The first one is DP. We define dp[n][0] as the number of all valid combination with the last two posts painted in different colors (post[n] != post[n-1]), and, dp[n][1] as the number of all valid combination with the last two posts painted in the same color (and of course, post[n-2] is painted in different color with post[n-1], in other word, post[n] == post[n-1] != post[n-2]). It is obvious that the total number of valid combination is dp[n][0] + dp[n][1].

How to calculate dp[n] from dp[n-1]? To get dp[n][0], we just need to pick a color for post[n] that is different from post[n-1]. There are totally (k-1) options for a given color of post[n-1]. To get dp[n][1], the only way is to pick a color for post[n] that is the same as post[n-1]. So, dp[n][0] = (k-1) * (dp[n-1][0] + dp[n-1][1]); dp[n][1] = dp[n-1][0].

The code is pretty straight forward:

```
public int numWays(int n, int k) {
if (n == 0 || k == 0) return 0;
int[][] dp = new int[n + 1][2];
dp[1][0] = k;
for (int i = 2; i <= n; i++) {
dp[i][0] = (dp[i - 1][0] + dp[i - 1][1]) * (k - 1);
dp[i][1] = dp[i - 1][0];
}
return dp[n][0] + dp[n][1];
}
```

As we can see only dp[i-1] is used to calculate dp[i], there is no need to keep dp[i-2], dp[i-3] ...

So, the code can be simplified:

```
public int numWays(int n, int k) {
if (n == 0) return 0;
int one = k, two = 0;
for(int i = 1; i < n; i++) {
one = (two + (two = one)) * (k-1);
}
return one + two;
}
```

The second solution is basically the same as above except using O(0) space.

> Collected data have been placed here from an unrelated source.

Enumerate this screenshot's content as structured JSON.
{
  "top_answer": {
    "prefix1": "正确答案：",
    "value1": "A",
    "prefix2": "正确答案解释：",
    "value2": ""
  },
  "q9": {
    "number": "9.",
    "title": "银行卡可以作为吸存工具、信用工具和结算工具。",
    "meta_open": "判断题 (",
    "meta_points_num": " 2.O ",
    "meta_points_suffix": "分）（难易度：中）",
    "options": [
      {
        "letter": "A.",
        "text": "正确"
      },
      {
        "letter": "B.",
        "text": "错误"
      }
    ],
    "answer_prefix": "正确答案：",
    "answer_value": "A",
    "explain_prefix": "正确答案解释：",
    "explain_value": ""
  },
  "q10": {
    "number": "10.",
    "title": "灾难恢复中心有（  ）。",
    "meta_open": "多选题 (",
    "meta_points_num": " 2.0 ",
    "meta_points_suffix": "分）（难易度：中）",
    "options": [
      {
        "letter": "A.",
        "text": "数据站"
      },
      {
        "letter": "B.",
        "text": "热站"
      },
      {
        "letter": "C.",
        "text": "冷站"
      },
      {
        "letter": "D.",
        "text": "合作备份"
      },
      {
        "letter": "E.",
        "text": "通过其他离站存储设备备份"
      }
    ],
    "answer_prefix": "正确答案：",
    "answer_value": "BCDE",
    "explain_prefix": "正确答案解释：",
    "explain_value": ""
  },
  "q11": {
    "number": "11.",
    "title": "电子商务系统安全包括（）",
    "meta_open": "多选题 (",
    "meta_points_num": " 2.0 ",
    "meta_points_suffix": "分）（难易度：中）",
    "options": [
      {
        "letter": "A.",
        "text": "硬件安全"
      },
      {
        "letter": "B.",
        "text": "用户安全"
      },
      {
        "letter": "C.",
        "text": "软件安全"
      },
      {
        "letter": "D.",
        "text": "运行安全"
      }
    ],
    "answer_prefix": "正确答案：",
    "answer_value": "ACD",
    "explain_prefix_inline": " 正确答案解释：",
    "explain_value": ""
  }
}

The third try is matrix multiplication. If we exam the above DP carefully, we can tell:

dp[n] = dp[n-1] * {{k-1, 1}, {k-1, 0}} = dp[n-2] * {{k-1, 1}, {k-1, 0}} * {{k-1, 1}, {k-1, 0}} = .... // matrix multiplication

So, dp[n] = dp[1] * ({{k-1, 1}, {k-1, 0}} ^ (n-1)). Fortunately, we have a way to calculate the power of a matrix in O(lg(n)) runtime where n is the power.

```
public int numWays(int n, int k) {
if (n == 0 || k == 0) return 0;
int[][] next = {{k - 1, 1}, {k - 1, 0}};
int[][] pow = pow(next, n - 1);
return k * (pow[0][0] + pow[0][1]);
}
private int[][] pow(int[][] matrix, int n) {
int[][] ans = {{1, 0}, {0, 1}};
while (n > 0) {
if ((n & 1) == 1) {
ans = multiplication(ans, matrix);
}
matrix = multiplication(matrix, matrix);
n >>= 1;
}
return ans;
}
private int[][] multiplication(int[][] m1, int[][] m2) {
int[][] ans = new int[2][2];
ans[0][0] = m1[0][0] * m2[0][0] + m1[0][1] * m2[1][0];
ans[0][1] = m1[0][0] * m2[0][1] + m1[0][1] * m2[1][1];
ans[1][0] = m1[1][0] * m2[0][0] + m1[1][1] * m2[1][0];
ans[1][1] = m1[1][0] * m2[0][1] + m1[1][1] * m2[1][1];
return ans;
}
```

In theory, the third solution is O(lg(n)), but since the test case is pretty small, you don't really see the benefits.